Baskı, şiddet, savaş, yolsuzluk ve krizlerden beslenen bir rejimin kontrolündeki cezaevlerinin ‘normal’ olması beklenemez. İçeride ve dışarıda demokrasi mücadelesi büyütülüp toplumsal özgürlükler güvence altına alınmadan cezaevleri de “normalleşemez”, tecrit de sona ermez. Hepsi birbirine bağlıdır ve ancak akıllıca, sabırla, dirençle ve kararlı şekilde yürütülecek demokratik siyasi mücadeleyle kazanım elde edilebilir.

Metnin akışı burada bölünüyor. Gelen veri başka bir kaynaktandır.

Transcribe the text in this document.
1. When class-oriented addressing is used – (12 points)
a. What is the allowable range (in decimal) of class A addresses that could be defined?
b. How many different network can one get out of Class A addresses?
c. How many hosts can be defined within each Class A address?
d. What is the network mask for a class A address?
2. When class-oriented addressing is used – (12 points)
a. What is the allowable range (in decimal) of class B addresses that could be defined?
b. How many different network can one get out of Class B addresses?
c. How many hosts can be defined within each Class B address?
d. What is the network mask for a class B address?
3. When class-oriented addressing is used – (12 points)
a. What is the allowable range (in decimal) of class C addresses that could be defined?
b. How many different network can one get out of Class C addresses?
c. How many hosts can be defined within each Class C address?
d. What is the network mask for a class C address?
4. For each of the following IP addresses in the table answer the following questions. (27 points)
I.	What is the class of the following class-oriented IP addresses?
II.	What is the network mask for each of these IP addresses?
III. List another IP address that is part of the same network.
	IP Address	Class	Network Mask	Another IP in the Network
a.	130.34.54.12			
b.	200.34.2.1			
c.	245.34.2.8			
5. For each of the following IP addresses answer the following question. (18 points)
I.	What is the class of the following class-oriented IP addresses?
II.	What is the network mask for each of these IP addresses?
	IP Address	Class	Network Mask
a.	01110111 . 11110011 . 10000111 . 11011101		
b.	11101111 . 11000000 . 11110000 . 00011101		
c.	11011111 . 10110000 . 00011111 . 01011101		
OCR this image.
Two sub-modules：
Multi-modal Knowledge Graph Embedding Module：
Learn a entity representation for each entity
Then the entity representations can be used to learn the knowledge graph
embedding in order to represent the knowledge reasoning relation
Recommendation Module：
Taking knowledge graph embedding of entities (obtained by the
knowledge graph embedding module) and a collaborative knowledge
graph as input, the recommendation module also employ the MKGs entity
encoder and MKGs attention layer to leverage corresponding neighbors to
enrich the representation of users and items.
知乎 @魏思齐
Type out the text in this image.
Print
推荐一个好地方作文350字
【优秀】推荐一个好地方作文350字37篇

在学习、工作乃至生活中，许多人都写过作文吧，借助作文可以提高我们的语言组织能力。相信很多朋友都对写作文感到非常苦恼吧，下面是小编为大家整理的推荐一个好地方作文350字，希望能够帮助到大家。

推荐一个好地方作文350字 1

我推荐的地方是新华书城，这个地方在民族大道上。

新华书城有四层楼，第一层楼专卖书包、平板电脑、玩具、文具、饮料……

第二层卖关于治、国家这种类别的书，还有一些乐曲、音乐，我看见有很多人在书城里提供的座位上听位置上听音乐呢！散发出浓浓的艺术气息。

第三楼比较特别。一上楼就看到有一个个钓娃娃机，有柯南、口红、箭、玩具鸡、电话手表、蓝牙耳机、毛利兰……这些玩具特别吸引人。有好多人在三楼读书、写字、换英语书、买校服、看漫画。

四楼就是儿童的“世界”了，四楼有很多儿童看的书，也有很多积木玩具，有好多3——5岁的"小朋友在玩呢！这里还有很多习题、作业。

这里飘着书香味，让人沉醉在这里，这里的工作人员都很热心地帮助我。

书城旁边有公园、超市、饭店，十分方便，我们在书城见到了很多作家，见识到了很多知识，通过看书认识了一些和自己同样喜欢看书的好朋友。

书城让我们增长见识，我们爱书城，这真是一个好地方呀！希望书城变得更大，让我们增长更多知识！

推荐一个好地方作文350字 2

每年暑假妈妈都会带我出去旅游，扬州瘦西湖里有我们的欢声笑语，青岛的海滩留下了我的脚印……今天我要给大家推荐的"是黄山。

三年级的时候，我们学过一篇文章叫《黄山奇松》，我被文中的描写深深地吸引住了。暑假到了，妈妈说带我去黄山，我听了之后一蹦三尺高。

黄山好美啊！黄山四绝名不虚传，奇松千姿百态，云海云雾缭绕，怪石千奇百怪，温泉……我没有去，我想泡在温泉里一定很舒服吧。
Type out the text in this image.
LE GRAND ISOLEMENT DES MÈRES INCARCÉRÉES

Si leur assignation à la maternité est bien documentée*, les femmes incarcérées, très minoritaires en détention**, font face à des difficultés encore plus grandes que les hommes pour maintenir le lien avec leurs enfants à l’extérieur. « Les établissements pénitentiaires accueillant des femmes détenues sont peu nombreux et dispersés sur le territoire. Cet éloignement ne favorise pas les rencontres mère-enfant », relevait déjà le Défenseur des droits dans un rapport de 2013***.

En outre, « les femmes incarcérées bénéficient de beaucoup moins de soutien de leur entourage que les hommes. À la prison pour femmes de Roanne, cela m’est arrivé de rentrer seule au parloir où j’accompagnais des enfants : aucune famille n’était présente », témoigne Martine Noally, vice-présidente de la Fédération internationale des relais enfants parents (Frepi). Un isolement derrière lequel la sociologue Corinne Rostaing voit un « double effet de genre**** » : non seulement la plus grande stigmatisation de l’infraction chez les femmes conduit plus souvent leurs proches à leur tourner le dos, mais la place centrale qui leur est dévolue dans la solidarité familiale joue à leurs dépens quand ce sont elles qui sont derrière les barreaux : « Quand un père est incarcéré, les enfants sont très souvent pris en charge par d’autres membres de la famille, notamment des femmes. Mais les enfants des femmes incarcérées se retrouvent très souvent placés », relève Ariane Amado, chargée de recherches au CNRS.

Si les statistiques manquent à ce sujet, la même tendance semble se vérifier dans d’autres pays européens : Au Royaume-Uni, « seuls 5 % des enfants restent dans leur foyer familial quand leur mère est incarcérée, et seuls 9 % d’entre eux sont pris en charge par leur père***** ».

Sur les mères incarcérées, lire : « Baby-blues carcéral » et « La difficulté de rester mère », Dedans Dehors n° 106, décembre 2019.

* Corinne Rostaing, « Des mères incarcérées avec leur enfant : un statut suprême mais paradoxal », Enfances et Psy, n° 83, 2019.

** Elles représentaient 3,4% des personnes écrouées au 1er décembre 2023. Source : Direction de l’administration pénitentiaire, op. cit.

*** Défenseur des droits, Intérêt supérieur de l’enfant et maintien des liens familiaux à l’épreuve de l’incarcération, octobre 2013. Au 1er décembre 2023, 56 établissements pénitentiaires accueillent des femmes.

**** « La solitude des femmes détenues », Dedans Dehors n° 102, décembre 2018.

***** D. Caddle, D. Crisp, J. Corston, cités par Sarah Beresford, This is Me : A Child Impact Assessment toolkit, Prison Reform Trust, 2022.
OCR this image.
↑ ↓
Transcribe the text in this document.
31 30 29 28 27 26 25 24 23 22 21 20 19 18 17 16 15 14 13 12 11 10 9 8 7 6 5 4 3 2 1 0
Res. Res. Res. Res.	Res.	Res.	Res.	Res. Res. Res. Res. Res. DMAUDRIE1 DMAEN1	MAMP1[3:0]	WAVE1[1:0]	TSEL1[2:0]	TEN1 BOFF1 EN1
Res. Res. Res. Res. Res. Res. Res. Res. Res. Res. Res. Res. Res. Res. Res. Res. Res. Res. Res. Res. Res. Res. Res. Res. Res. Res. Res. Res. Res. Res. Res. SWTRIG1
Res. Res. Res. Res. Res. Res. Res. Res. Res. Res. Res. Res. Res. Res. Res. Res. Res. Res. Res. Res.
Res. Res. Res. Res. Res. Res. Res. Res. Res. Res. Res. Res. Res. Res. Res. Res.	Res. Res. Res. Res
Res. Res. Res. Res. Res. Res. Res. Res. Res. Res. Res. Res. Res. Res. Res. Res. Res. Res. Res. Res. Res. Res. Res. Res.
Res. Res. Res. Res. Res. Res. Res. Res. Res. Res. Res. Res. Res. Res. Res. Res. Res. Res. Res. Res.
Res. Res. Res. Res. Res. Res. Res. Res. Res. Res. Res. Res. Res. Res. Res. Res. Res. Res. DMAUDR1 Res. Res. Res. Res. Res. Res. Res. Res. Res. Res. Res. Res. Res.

Demokratik siyasi mücadele dediğimiz şeyse parti siyasetinden ibaret değildir; sendikalardan platformlara, derneklerden odalara ve bireylere kadar her yerde, her koşulda meşru mücadeleyi esas alan miting, yürüyüş, grev, protesto dahil olmak üzere tüm anayasal hakların etkili şekilde kullanımıdır. Kimileri demokratik siyasi mücadeleyi parlamentarizmden ibaret sanıyor ki, bu yanılgıdır. Şiddet dışı yol ve yöntemlerle, demokratik bir iç işleyişle yaşamın her alanını ve halkı özne haline getirerek her yeri demokratik direniş zeminine çevirebilmektir, demokratik siyasi mücadele.
Tüm tutsaklar gibi basın emekçilerine de bir an önce özgürlük diliyorum.
‘7 Haziran – 1 Kasım 2015 sürecine dair bende öyle şoke edici, spekülatif bir bilgi yok’
7 Haziran – 1 Kasım 2015 arasındaki sürece dair konuşarak kamuoyunu aydınlatacak dört önemli siyasi figür var: Erdoğan, Davutoğlu, Öcalan ve Demirtaş. İlk ikisinin gerçek bir izahatta bulunmayacağını biliyoruz. Öcalan’ın da bulunması mümkün olmadığına göre, geriye siz kalıyorsunuz. O dönemi açık biçimde kamuoyuna ne zaman anlatacaksınız? Ya da bunu birkaç cümleyle nasıl özetlersiniz? (Zafer Arapkirli, KRT)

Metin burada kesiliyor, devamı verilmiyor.